I remember the first one, the original day that Emilyn and Hailey were supposed to be born on. I had been preparing blankets and tiny hats to donate to the local hospital for other families who, like us, had to say goodbye to their babies. Molly, our nurse who helped deliver the girls, happened to be working that day and it was to her we delivered the special packages right outside of the room that my world fell apart in. Praying that they would sit on the shelves unused. I should have been in the exhausted bliss of caring for newborn twins, instead I was reliving the memories of holding them in their last moments four and a half months prior after being born too premature to even make it into a NICU. I was unbearably lost, I didn't know who I was anymore. I had always wanted to be a mother, but my first chance had been ripped away from me, and I wasn't sure I would ever get another chance given the fertility challenges we had faced. I remember blogging every single day back then, it was the only way that I survived, it was the only place that I felt normal.
Almost five years have gone by since their first due date and my life has changed in so many ways, I've come so far. I read those words I wrote in the aftermath of my world imploding and am shocked that I survived. How can anyone survive saying goodbye to their child or children? I still don't know, and yet I did it, am doing it. A little over a year after we lost them their brother Elim was born at an amazing 38 weeks gestation after sixteen weeks of bedrest and two hospital admissions for preterm labor. Then one week shy of my girls' fourth birthday their little sister Isla was born after a pristine pregnancy at past 40 weeks gestation, I never would have dreamed I would get a 40 weeker after what I went through with my first two pregnancies! They are my life. Motherhood isn't always pretty, but it is always amazing and always cherished because I know what it is like to lose it all, how quick things can happen.

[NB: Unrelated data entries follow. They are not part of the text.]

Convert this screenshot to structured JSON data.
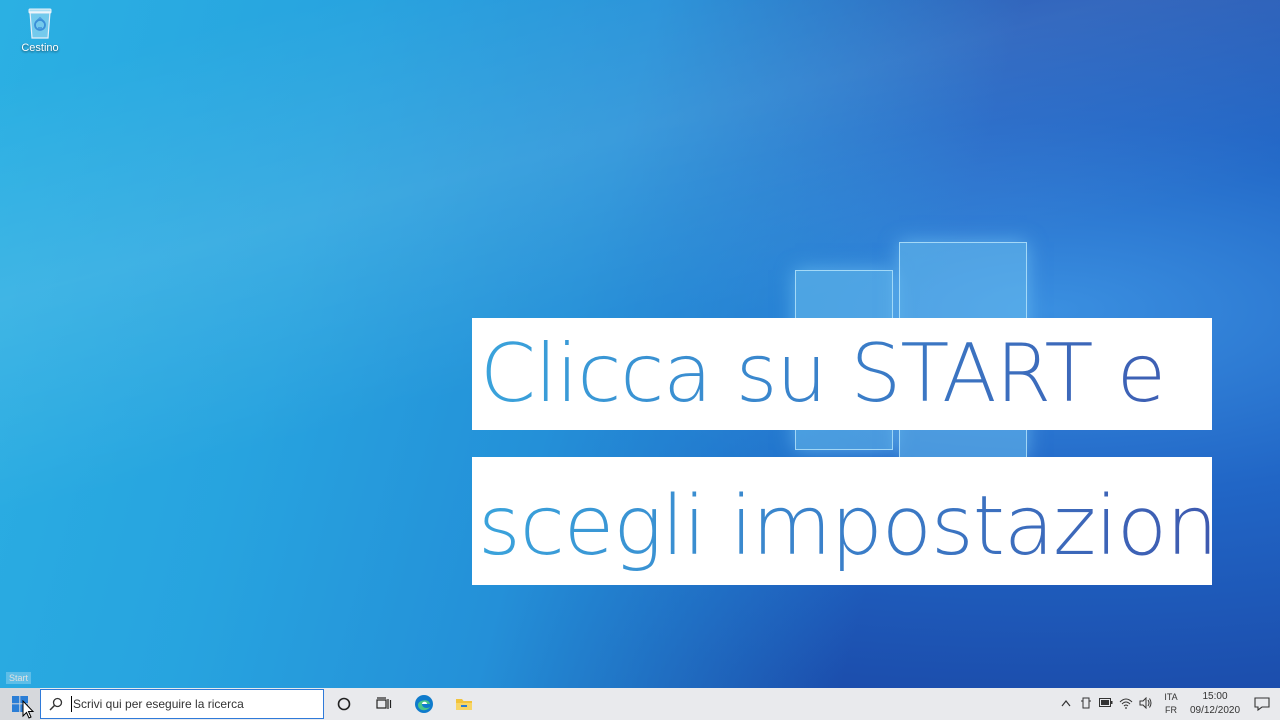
{
  "desktop": {
    "recycle_bin_label": "Cestino",
    "caption_line1": "Clicca su START e",
    "caption_line2": "scegli impostazioni",
    "start_tooltip": "Start"
  },
  "taskbar": {
    "search_placeholder": "Scrivi qui per eseguire la ricerca",
    "icons": [
      "windows-start-icon",
      "search-icon",
      "cortana-icon",
      "task-view-icon",
      "edge-icon",
      "file-explorer-icon"
    ]
  },
  "tray": {
    "icons": [
      "chevron-up-icon",
      "device-icon",
      "battery-icon",
      "wifi-icon",
      "volume-icon"
    ],
    "lang_top": "ITA",
    "lang_bottom": "FR",
    "time": "15:00",
    "date": "09/12/2020"
  },
  "colors": {
    "taskbar_bg": "#e9eaed",
    "search_border": "#2f7ad9",
    "caption_text_start": "#3aa4dc",
    "caption_text_end": "#3e5ab0"
  }
}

In two days my girls should have been five, if they had been born on their due date instead of four and a half months before. I had wanted to finally get my memorial tattoo for them but the artist was already booked. Instead something better came up, a chance for me to let their voices be heard. I had intended to go to Advocacy Day at the state capitol a couple of months ago but a winter storm delayed it and it was rescheduled to April 15th, Emilyn and Hailey's due date. I don't think it's a coincidence, yet another "hey mommy" from my girls. It couldn't be more clear what I have to do, for them, for me and for every other mom that I hope will never follow in my footsteps. I'll be their voice, to show how much more work has to be done to one day end premature birth, to ensure every baby is born healthy and on time.

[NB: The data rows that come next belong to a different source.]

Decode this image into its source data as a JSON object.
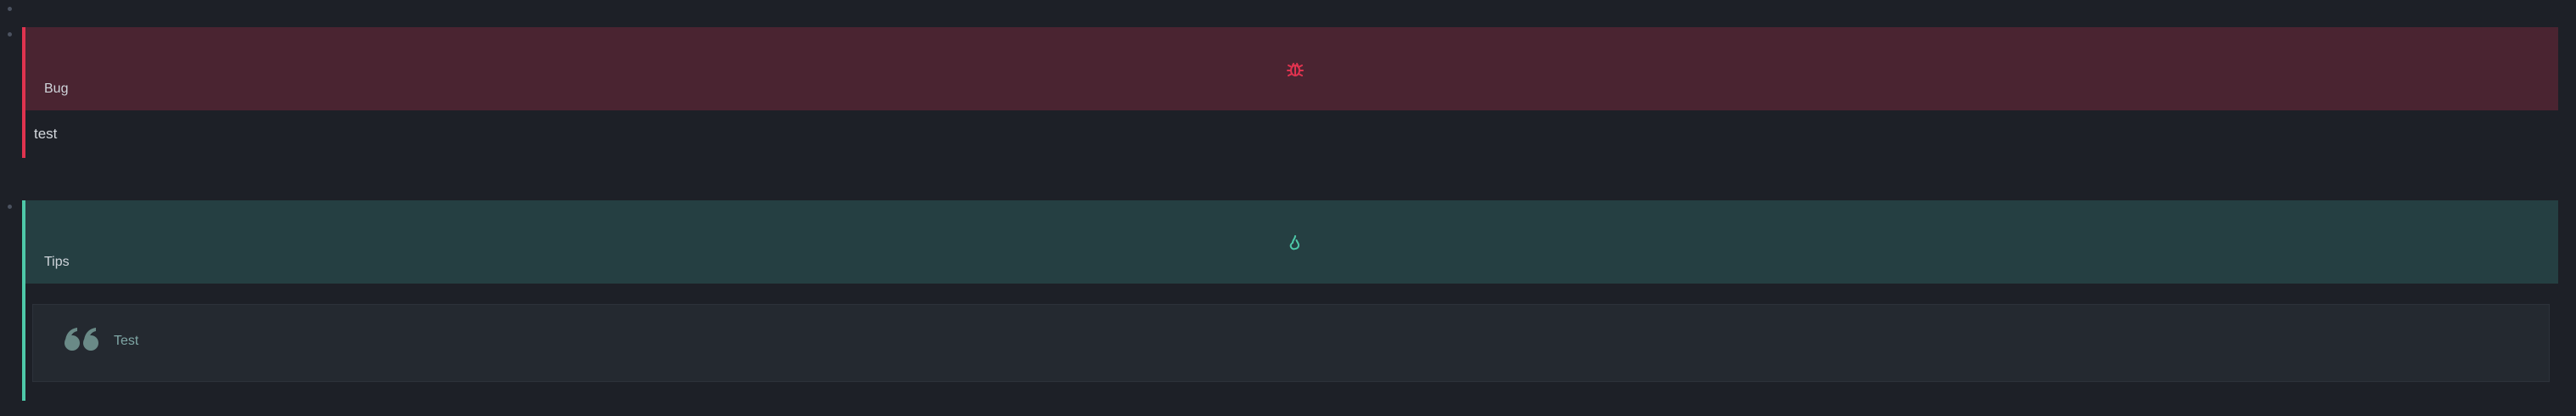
{
  "callouts": [
    {
      "type": "bug",
      "title": "Bug",
      "content": "test",
      "icon": "bug-icon",
      "accent": "#e0334f",
      "header_bg": "#4a2431"
    },
    {
      "type": "tips",
      "title": "Tips",
      "icon": "flame-icon",
      "accent": "#4ec9a9",
      "header_bg": "#253f42",
      "quote": {
        "icon": "quote-icon",
        "text": "Test"
      }
    }
  ]
}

Two weeks after Advocacy Day I'll walk for the fifth year in a row at March for Babies. It's my constant, something I will always participate in. By showing up I raise awareness about the devastating effects that prematurity has and showing that no one is immune. I raise money to help research ways to end prematurity. It's a day that I am always recognized as Emilyn and Hailey's mom too. I walk in the hopes that one day there won't be a need to walk anymore because maybe one day prematurity, birth defects, and infant loss will be a thing of the past. Until then, I'll be there.